US Airways pilot Chesley “Sully” Sullenberger told the House aviation subcommittee that his pay has been cut 40 per cent in recent years and his pension has been terminated and replaced with a promise “worth pennies on the dollar” from the federally created Pension Benefit Guaranty Corp. These cuts followed a wave of airline bankruptcies after the Sept. 11, 2001, terrorist attacks compounded by the current recession, he said…

The reduced compensation has placed “pilots and their families in an untenable financial situation,” Sullenberger said. “I do not know a single, professional airline pilot who wants his or her children to follow in their footsteps.”…
Capt. Sullenberger: Stop Cutting Pilot Pay Or Next Plane Will Crash In River (https://www.businessinsider.com.au/capt-sullenberger-stop-cutting-pilot-pay-or-next-time-plane-will-crash-in-river-2009-2)

davidclarke
8th Dec 2017, 07:00
Yes, however, US pilots had pay & benefits decimated post 911. Labour relations have been much more volatile post deregulation in the US with mergers, bankruptcy
& Chapter 11.

Yep agreed. You could also say that Australian pilots have had their pay and conditions significantly reduced over the years as a result of bankruptcy and new carriers emerging out of the ashes.

Rated De
8th Dec 2017, 07:18
Yep agreed. You could also say that Australian pilots have had their pay and conditions significantly reduced over the years as a result of bankruptcy and new carriers emerging out of the ashes.

It is now apparent across most continents that the model of unlimited supply of qualified pilots is in decline.

The trick now for pilots is to understand that most of the well worn threats date from a time where too many pilots for available jobs was the mantra.
Ask yourself what happens if supply is limited?

If I were an airline knowing what we face locking in a labour unit cost floor by any means would be my target.

If pilots realise the threats although effective in past times have lost their gloss, they may realise once and for all the emperor never had any clothes..

neville_nobody
8th Dec 2017, 07:53
Not quite sure that there is any correlation. Perhaps the union shares the same opinion as you,

I would respectfully suggest your management does not! It is likely well aware of the retirement rate increase and is positioning ahead to control labour unit cost

If that were true management are just setting themselves up to get whipsawed. Maybe they don’t care because by then they will have quit. Who knows?

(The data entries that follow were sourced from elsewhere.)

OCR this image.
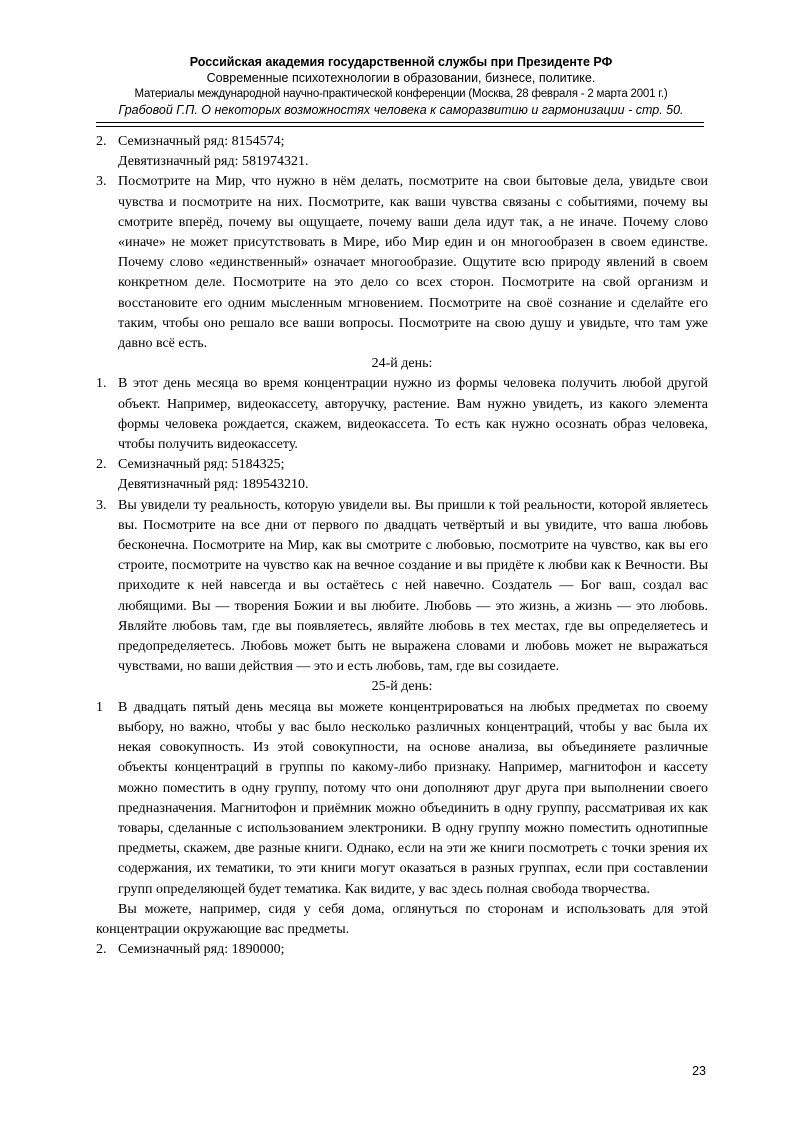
Российская академия государственной службы при Президенте РФ
Современные психотехнологии в образовании, бизнесе, политике.
Материалы международной научно-практической конференции (Москва, 28 февраля - 2 марта 2001 г.)
Грабовой Г.П. О некоторых возможностях человека к саморазвитию и гармонизации - стр. 50.
2. Семизначный ряд: 8154574;

Девятизначный ряд: 581974321.

3. Посмотрите на Мир, что нужно в нём делать, посмотрите на свои бытовые дела, увидьте свои чувства и посмотрите на них. Посмотрите, как ваши чувства связаны с событиями, почему вы смотрите вперёд, почему вы ощущаете, почему ваши дела идут так, а не иначе. Почему слово «иначе» не может присутствовать в Мире, ибо Мир един и он многообразен в своем единстве. Почему слово «единственный» означает многообразие. Ощутите всю природу явлений в своем конкретном деле. Посмотрите на это дело со всех сторон. Посмотрите на свой организм и восстановите его одним мысленным мгновением. Посмотрите на своё сознание и сделайте его таким, чтобы оно решало все ваши вопросы. Посмотрите на свою душу и увидьте, что там уже давно всё есть.

24-й день:
1. В этот день месяца во время концентрации нужно из формы человека получить любой другой объект. Например, видеокассету, авторучку, растение. Вам нужно увидеть, из какого элемента формы человека рождается, скажем, видеокассета. То есть как нужно осознать образ человека, чтобы получить видеокассету.

2. Семизначный ряд: 5184325;

Девятизначный ряд: 189543210.

3. Вы увидели ту реальность, которую увидели вы. Вы пришли к той реальности, которой являетесь вы. Посмотрите на все дни от первого по двадцать четвёртый и вы увидите, что ваша любовь бесконечна. Посмотрите на Мир, как вы смотрите с любовью, посмотрите на чувство, как вы его строите, посмотрите на чувство как на вечное создание и вы придёте к любви как к Вечности. Вы приходите к ней навсегда и вы остаётесь с ней навечно. Создатель — Бог ваш, создал вас любящими. Вы — творения Божии и вы любите. Любовь — это жизнь, а жизнь — это любовь. Являйте любовь там, где вы появляетесь, являйте любовь в тех местах, где вы определяетесь и предопределяетесь. Любовь может быть не выражена словами и любовь может не выражаться чувствами, но ваши действия — это и есть любовь, там, где вы созидаете.

25-й день:
1 В двадцать пятый день месяца вы можете концентрироваться на любых предметах по своему выбору, но важно, чтобы у вас было несколько различных концентраций, чтобы у вас была их некая совокупность. Из этой совокупности, на основе анализа, вы объединяете различные объекты концентраций в группы по какому-либо признаку. Например, магнитофон и кассету можно поместить в одну группу, потому что они дополняют друг друга при выполнении своего предназначения. Магнитофон и приёмник можно объединить в одну группу, рассматривая их как товары, сделанные с использованием электроники. В одну группу можно поместить однотипные предметы, скажем, две разные книги. Однако, если на эти же книги посмотреть с точки зрения их содержания, их тематики, то эти книги могут оказаться в разных группах, если при составлении групп определяющей будет тематика. Как видите, у вас здесь полная свобода творчества.

Вы можете, например, сидя у себя дома, оглянуться по сторонам и использовать для этой концентрации окружающие вас предметы.

2. Семизначный ряд: 1890000;

23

They are not stupid, and obviously they think they can undercut their own contractors so the labour has to becoming from somewhere.
There are a lot expat Australian pilots out there, what price will bring them home is a interesting question yet to be answered

Rated De
8th Dec 2017, 08:47
They are not stupid, and obviously they think they can undercut their own contractors so the labour has to becoming from somewhere.

I agree Neville they are not stupid, but I simply cannot see the labour supply. I read the opinion, but factually why is Australia different? The ABS put out whole documents as do Treasury on demographic and supply problems, why would pilots be different? All I would suggest is look at the population profiles across the Western world, concentrate on demographics and you will see an emerging problem: lack of skilled supply. In a global market that is really important. retirement rates at Australian airlines are experiencing the same rise as those abroad. You don't expect management to tell you that now do you?

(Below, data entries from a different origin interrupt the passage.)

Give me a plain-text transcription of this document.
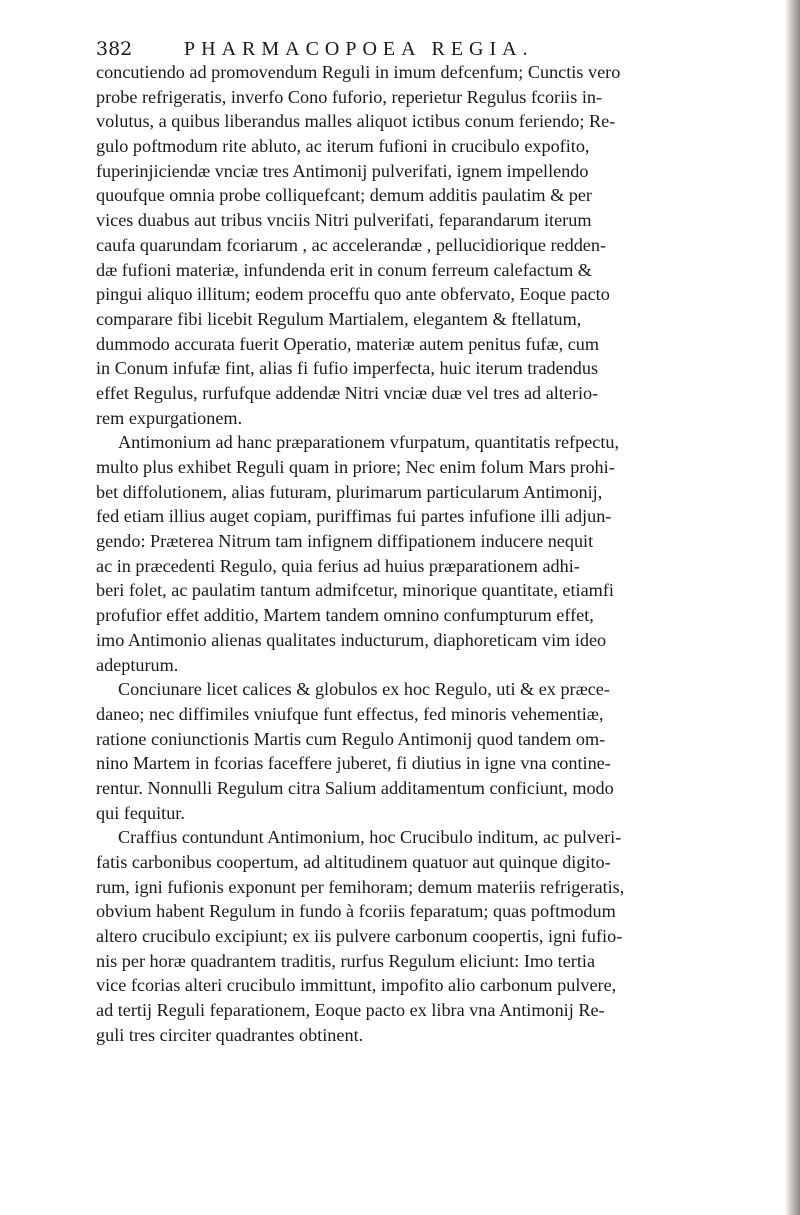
382	PHARMACOPOEA REGIA.
concutiendo ad promovendum Reguli in imum defcenfum; Cunctis vero
probe refrigeratis, inverfo Cono fuforio, reperietur Regulus fcoriis in-
volutus, a quibus liberandus malles aliquot ictibus conum feriendo; Re-
gulo poftmodum rite abluto, ac iterum fufioni in crucibulo expofito,
fuperinjiciendæ vnciæ tres Antimonij pulverifati, ignem impellendo
quoufque omnia probe colliquefcant; demum additis paulatim & per
vices duabus aut tribus vnciis Nitri pulverifati, feparandarum iterum
caufa quarundam fcoriarum , ac accelerandæ , pellucidiorique redden-
dæ fufioni materiæ, infundenda erit in conum ferreum calefactum &
pingui aliquo illitum; eodem proceffu quo ante obfervato, Eoque pacto
comparare fibi licebit Regulum Martialem, elegantem & ftellatum,
dummodo accurata fuerit Operatio, materiæ autem penitus fufæ, cum
in Conum infufæ fint, alias fi fufio imperfecta, huic iterum tradendus
effet Regulus, rurfufque addendæ Nitri vnciæ duæ vel tres ad alterio-
rem expurgationem.
Antimonium ad hanc præparationem vfurpatum, quantitatis refpectu,
multo plus exhibet Reguli quam in priore; Nec enim folum Mars prohi-
bet diffolutionem, alias futuram, plurimarum particularum Antimonij,
fed etiam illius auget copiam, puriffimas fui partes infufione illi adjun-
gendo: Præterea Nitrum tam infignem diffipationem inducere nequit
ac in præcedenti Regulo, quia ferius ad huius præparationem adhi-
beri folet, ac paulatim tantum admifcetur, minorique quantitate, etiamfi
profufior effet additio, Martem tandem omnino confumpturum effet,
imo Antimonio alienas qualitates inducturum, diaphoreticam vim ideo
adepturum.
Conciunare licet calices & globulos ex hoc Regulo, uti & ex præce-
daneo; nec diffimiles vniufque funt effectus, fed minoris vehementiæ,
ratione coniunctionis Martis cum Regulo Antimonij quod tandem om-
nino Martem in fcorias faceffere juberet, fi diutius in igne vna contine-
rentur. Nonnulli Regulum citra Salium additamentum conficiunt, modo
qui fequitur.
Craffius contundunt Antimonium, hoc Crucibulo inditum, ac pulveri-
fatis carbonibus coopertum, ad altitudinem quatuor aut quinque digito-
rum, igni fufionis exponunt per femihoram; demum materiis refrigeratis,
obvium habent Regulum in fundo à fcoriis feparatum; quas poftmodum
altero crucibulo excipiunt; ex iis pulvere carbonum coopertis, igni fufio-
nis per horæ quadrantem traditis, rurfus Regulum eliciunt: Imo tertia
vice fcorias alteri crucibulo immittunt, impofito alio carbonum pulvere,
ad tertij Reguli feparationem, Eoque pacto ex libra vna Antimonij Re-
guli tres circiter quadrantes obtinent.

If i were your IR I would try it on, it worked every time before. spooked pilots convinced of their own vulnerability are already a spent force.. Whether Jetconnect or Network or any other boogie man can actually meet the requirements of crew numbers, standard or schedule is irrelevant, convincing pilots it is on the door step is a frightfully effective technique. Whole empires are funded on it.

To our thinking they are trying it on, it worked before! Perhaps individual contractors withdrawing co-operation may show the emperor has no clothes. Perhaps not, but if one fails to understand the broader macro drivers then Australian exceptionalism may continue to reduce terms and conditions.

oldm8ey
20th Dec 2017, 07:10
Jesus get some perspective. If you're on the uber gravy train I suspect you are on then you are clearly hard to please.